Jack N. answered • 02/16/22
Statistics Tutor
Hey! This looks like a fun/challenging question.
There are several important details to pull from this question:
We are selecting the coins without replacement. This means that the total number of coins will change as we draw our coins.
We will use our probability rules to find a solution.
The first rule is the Compliment Rule, which shows us that if the probability of rolling a 1 with a six-sided die is 1/6, then the probability of not rolling a 1 with a six-sided die is 5/6.
Let’s play with the numbers: Coins can be toonies, loonies, or not_toonies_or_loonies.
P(toonie) = 13/47
P(loonie) = 7/47
P(not_toonie_or_loonie) = 27/40
(a) What is the probability that the third coin you pick is the first toonie you find?
First draw – we want the probability of not drawing a toonie, which is the compliment of drawing a toonie: (if P(toonie) = 13/47, then P(not toonie) = 34/47)
First draw: P(not toonie) = 34/47
Second draw – we want the probability of not drawing a toonie again, which is the compliment of drawing a toonie (remember that we are not replacing coins as we draw them which impacts our numerator and our denominator):
Second draw: P(not toonie) = 33/46
Third draw – now, we want the probability of drawing a toonie, on this draw (remember that we are not replacing coins as we draw them which impacts our numerator and our denominator):
Third draw: P(toonie) = 13/45
To find the solution multiple the probability of each draw!
(b) What is the probability that at least one of the first two coins you pick is a toonie?
For this part, let’s think about the sample space, the possible outcomes for our scenario. We want to find the outcomes with at least on toonie. Remember, we are drawing coins without replacement – so be careful!
I like to use a grid or decision tree to identify the sample space. Because we’re only drawing twice, I chose to use a grid to find all the possible outcomes:
T L X
T (T,T) (T,L) (T,X)
L (L,T) (L,L) (L,X)
X (X,T) (X,L) (X,X)
Next, we can calculate the probability of each outcome in the sample space:
Example of finding the probabilities:
P(T,T)=(13/47)*(12/46);
P(L,T) =(7/47)*(13/46)
P(X,X) =(27/47)*(26/46)
P(T,T) 0.07215541
P(L,T) 0.04209066
P(X,T) 0.16234968
P(T,L) 0.04209066
P(L,L) 0.01942646
P(X,L) 0.08741906
P(T,X) 0.16234968
P(L,X) 0.08741906
P(X,X) 0.32469935
To check your work, the sum of the probabilities within the sample space should be 1.

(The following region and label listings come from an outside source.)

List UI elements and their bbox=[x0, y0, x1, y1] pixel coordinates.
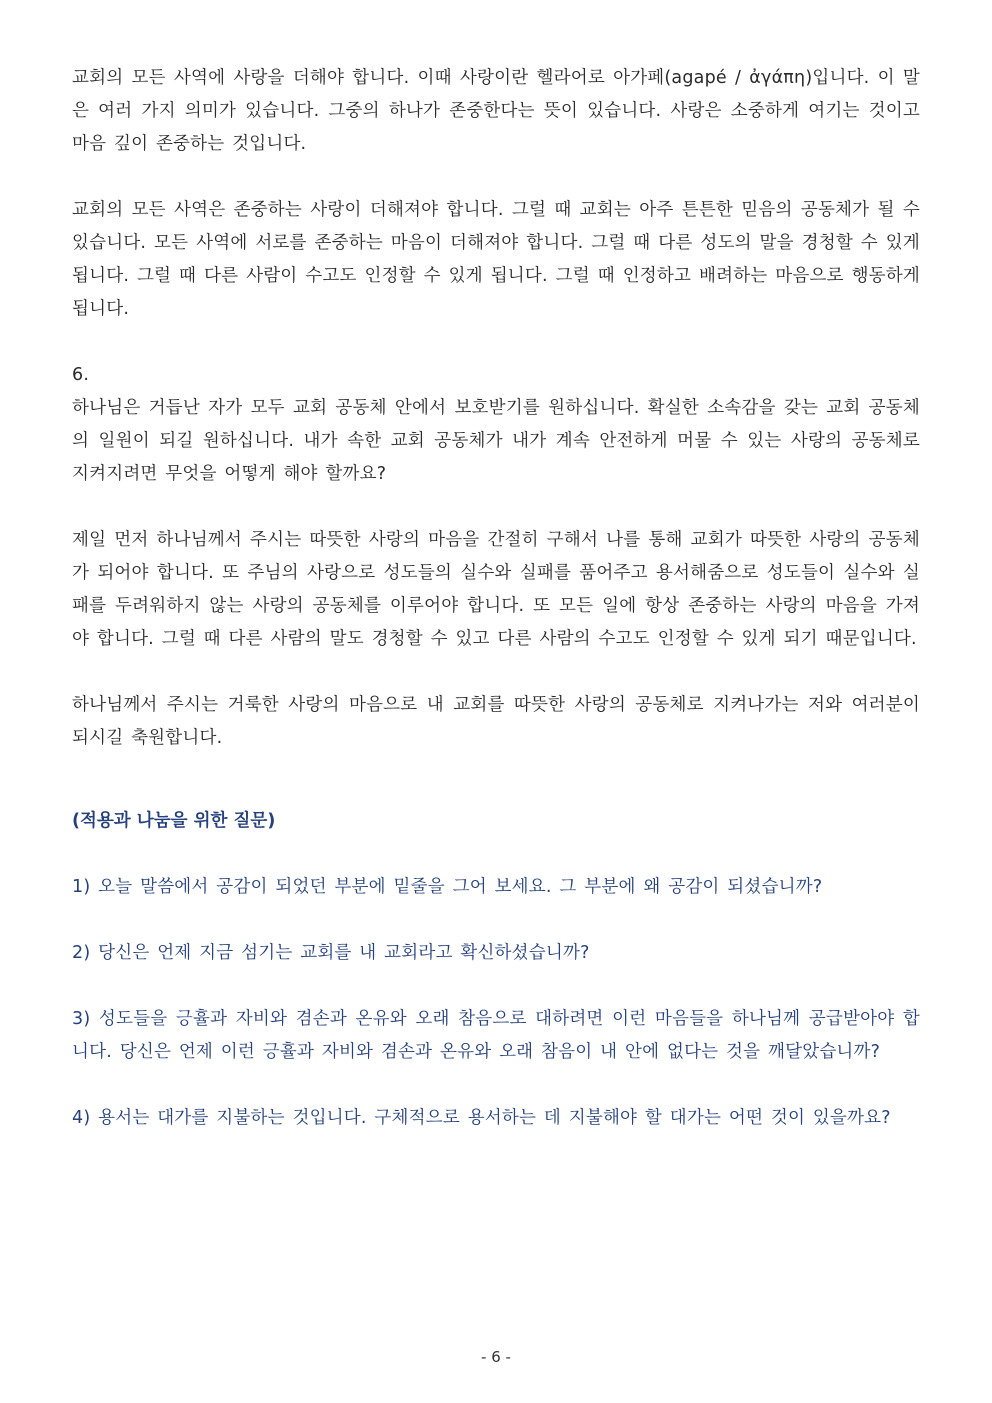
questions-title: (적용과 나눔을 위한 질문) bbox=[72, 811, 276, 831]
paragraph-blessing: 하나님께서 주시는 거룩한 사랑의 마음으로 내 교회를 따뜻한 사랑의 공동체로 지켜나가는 저와 여러분이 되시길 축원합니다. bbox=[72, 695, 920, 748]
document-page bbox=[72, 62, 920, 1135]
spacer bbox=[72, 1069, 920, 1102]
spacer bbox=[72, 326, 920, 359]
section-number: 6. bbox=[72, 365, 90, 385]
question-4: 4) 용서는 대가를 지불하는 것입니다. 구체적으로 용서하는 데 지불해야 할 대가는 어떤 것이 있을까요? bbox=[72, 1108, 891, 1128]
question-3: 3) 성도들을 긍휼과 자비와 겸손과 온유와 오래 참음으로 대하려면 이런 마음들을 하나님께 공급받아야 합니다. 당신은 언제 이런 긍휼과 자비와 겸손과 온유와 오래 참음이 내 안에 없다는 것을 깨달았습니까? bbox=[72, 1009, 920, 1062]
spacer bbox=[72, 491, 920, 524]
spacer bbox=[72, 904, 920, 937]
spacer bbox=[72, 838, 920, 871]
question-1: 1) 오늘 말씀에서 공감이 되었던 부분에 밑줄을 그어 보세요. 그 부분에 왜 공감이 되셨습니까? bbox=[72, 877, 823, 897]
spacer bbox=[72, 161, 920, 194]
spacer bbox=[72, 970, 920, 1003]
spacer bbox=[72, 656, 920, 689]
spacer bbox=[72, 755, 920, 805]
question-2: 2) 당신은 언제 지금 섬기는 교회를 내 교회라고 확신하셨습니까? bbox=[72, 943, 590, 963]
paragraph-community: 하나님은 거듭난 자가 모두 교회 공동체 안에서 보호받기를 원하십니다. 확실한 소속감을 갖는 교회 공동체의 일원이 되길 원하십니다. 내가 속한 교회 공동체가 내가 계속 안전하게 머물 수 있는 사랑의 공동체로 지켜지려면 무엇을 어떻게 해야 할까요? bbox=[72, 398, 920, 484]
paragraph-warm-love: 제일 먼저 하나님께서 주시는 따뜻한 사랑의 마음을 간절히 구해서 나를 통해 교회가 따뜻한 사랑의 공동체가 되어야 합니다. 또 주님의 사랑으로 성도들의 실수와 실패를 품어주고 용서해줌으로 성도들이 실수와 실패를 두려워하지 않는 사랑의 공동체를 이루어야 합니다. 또 모든 일에 항상 존중하는 사랑의 마음을 가져야 합니다. 그럴 때 다른 사람의 말도 경청할 수 있고 다른 사람의 수고도 인정할 수 있게 되기 때문입니다. bbox=[72, 530, 920, 649]
page-number: - 6 - bbox=[481, 1348, 511, 1366]
paragraph-agape: 교회의 모든 사역에 사랑을 더해야 합니다. 이때 사랑이란 헬라어로 아가페(agapé / ἀγάπη)입니다. 이 말은 여러 가지 의미가 있습니다. 그중의 하나가 존중한다는 뜻이 있습니다. 사랑은 소중하게 여기는 것이고 마음 깊이 존중하는 것입니다. bbox=[72, 68, 920, 154]
paragraph-respect: 교회의 모든 사역은 존중하는 사랑이 더해져야 합니다. 그럴 때 교회는 아주 튼튼한 믿음의 공동체가 될 수 있습니다. 모든 사역에 서로를 존중하는 마음이 더해져야 합니다. 그럴 때 다른 성도의 말을 경청할 수 있게 됩니다. 그럴 때 다른 사람이 수고도 인정할 수 있게 됩니다. 그럴 때 인정하고 배려하는 마음으로 행동하게 됩니다. bbox=[72, 200, 920, 319]
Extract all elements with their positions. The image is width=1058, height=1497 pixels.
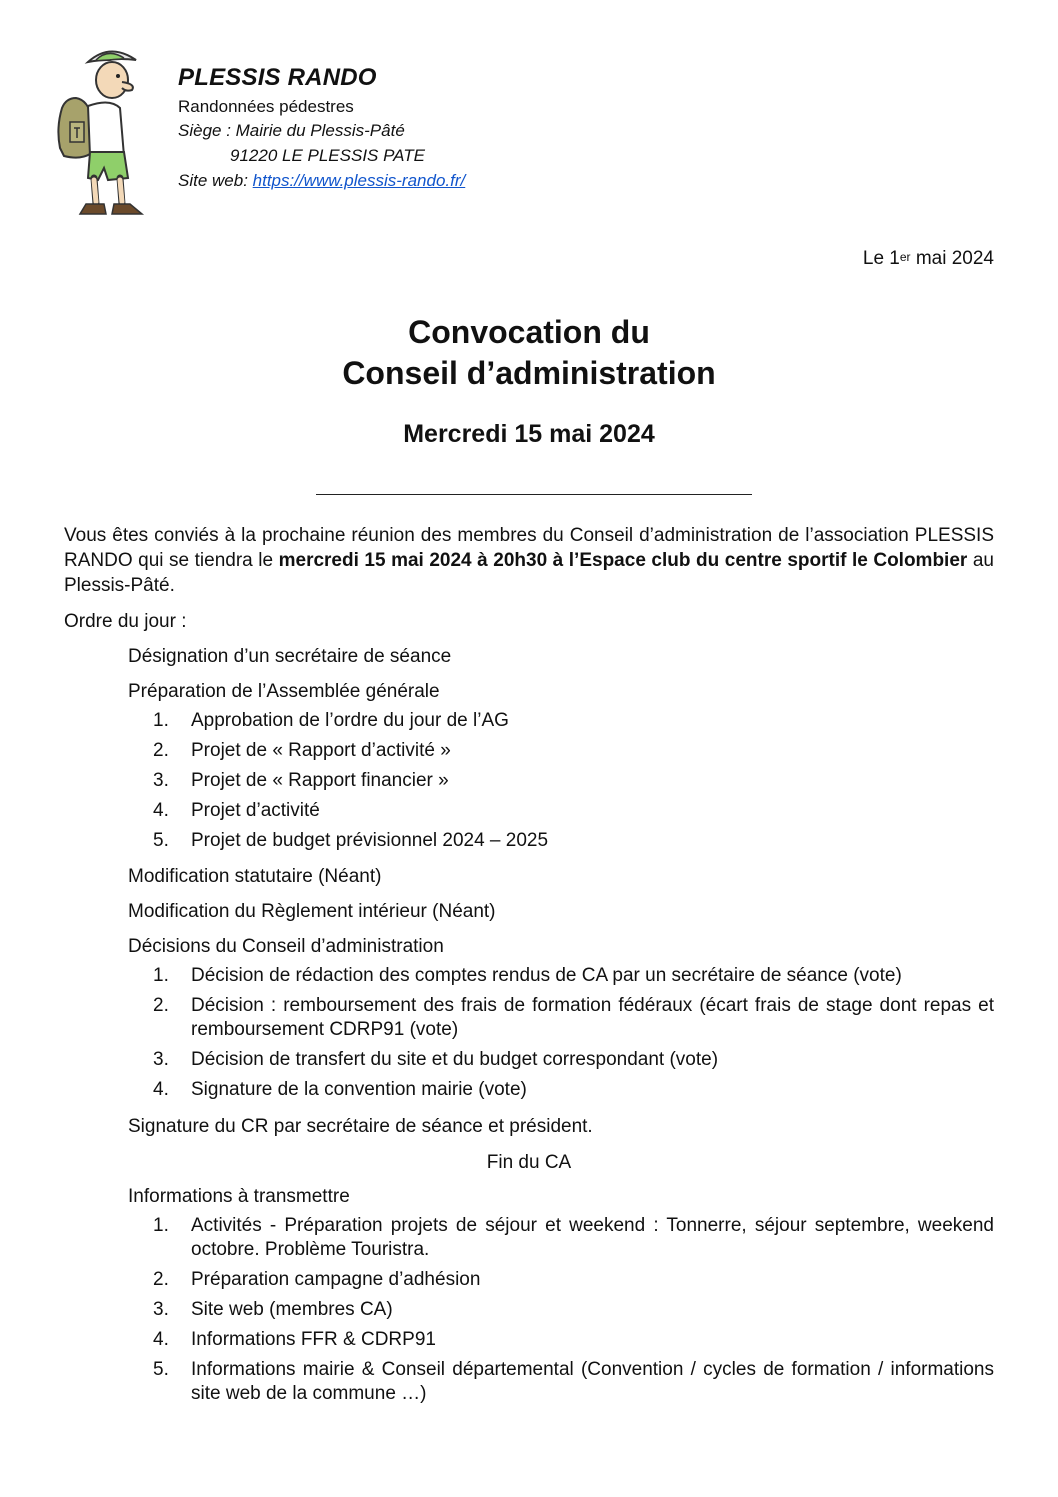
date-suffix: mai 2024 [910,248,994,269]
org-name: PLESSIS RANDO [178,64,377,91]
list-item: 4. Signature de la convention mairie (vote) [153,1079,527,1100]
agenda-section-4: Modification du Règlement intérieur (Néant) [128,901,496,922]
title-line-1: Convocation du [408,314,650,350]
list-item: 3. Site web (membres CA) [153,1299,393,1320]
list-item: 1. Décision de rédaction des comptes rendus de CA par un secrétaire de séance (vote) [153,965,902,986]
list-item: 4. Projet d’activité [153,800,320,821]
list-item: 2. Projet de « Rapport d’activité » [153,740,451,761]
agenda-section-3: Modification statutaire (Néant) [128,866,382,887]
intro-paragraph [64,523,994,598]
list-item: 5. Informations mairie & Conseil départemental (Convention / cycles de formation / informations site web de la commune …) [153,1359,994,1404]
agenda-section-2: Préparation de l’Assemblée générale [128,681,440,702]
intro-bold: mercredi 15 mai 2024 à 20h30 à l’Espace club du centre sportif le Colombier [278,550,968,571]
list-item: 4. Informations FFR & CDRP91 [153,1329,436,1350]
list-item: 1. Activités - Préparation projets de séjour et weekend : Tonnerre, séjour septembre, weekend octobre. Problème Touristra. [153,1215,994,1260]
org-seat: Siège : Mairie du Plessis-Pâté [178,121,405,140]
date-prefix: Le 1 [862,248,900,269]
website-link[interactable]: https://www.plessis-rando.fr/ [252,171,466,190]
list-item: 1. Approbation de l’ordre du jour de l’AG [153,710,509,731]
list-item: 2. Préparation campagne d’adhésion [153,1269,481,1290]
document-date [863,248,994,270]
intro-text-2: au Plessis-Pâté. [64,550,994,596]
title-line-2: Conseil d’administration [342,355,716,391]
agenda-section-5: Décisions du Conseil d’administration [128,936,444,957]
separator-line [316,494,752,495]
end-of-meeting: Fin du CA [486,1152,572,1173]
agenda-section-1: Désignation d’un secrétaire de séance [128,646,452,667]
agenda-section-7: Informations à transmettre [128,1186,350,1207]
org-website [178,171,465,191]
agenda-section-6: Signature du CR par secrétaire de séance et président. [128,1116,593,1137]
intro-text-1: Vous êtes conviés à la prochaine réunion des membres du Conseil d’administration de l’association PLESSIS RANDO qui se tiendra le [64,525,994,571]
list-item: 2. Décision : remboursement des frais de formation fédéraux (écart frais de stage dont repas et remboursement CDRP91 (vote) [153,995,994,1040]
list-item: 5. Projet de budget prévisionnel 2024 – 2025 [153,830,549,851]
org-postal: 91220 LE PLESSIS PATE [230,146,425,165]
hiker-logo-icon [50,38,160,228]
list-item: 3. Projet de « Rapport financier » [153,770,449,791]
website-prefix: Site web: [178,171,253,190]
list-item: 3. Décision de transfert du site et du budget correspondant (vote) [153,1049,719,1070]
meeting-date-subtitle: Mercredi 15 mai 2024 [403,420,655,448]
date-sup: er [899,250,911,264]
agenda-label: Ordre du jour : [64,611,187,632]
org-tagline: Randonnées pédestres [178,97,354,116]
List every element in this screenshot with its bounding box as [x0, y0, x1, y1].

Finally, we add up the probabilities for the outcomes in which we have at least one toonie in the first two draws.
(c) What is the probability that the first three coins you pick are all either loonies or toonies?
P(T,T,T) or P(L,L,L)
P(T,T,T) = (13/47) * (12/46) * (11/45) =
P(L,L,L) = (7/47) * (6/46) * (5/45) =
Add the two probabilities together to find the probability of either all loonies or toonies!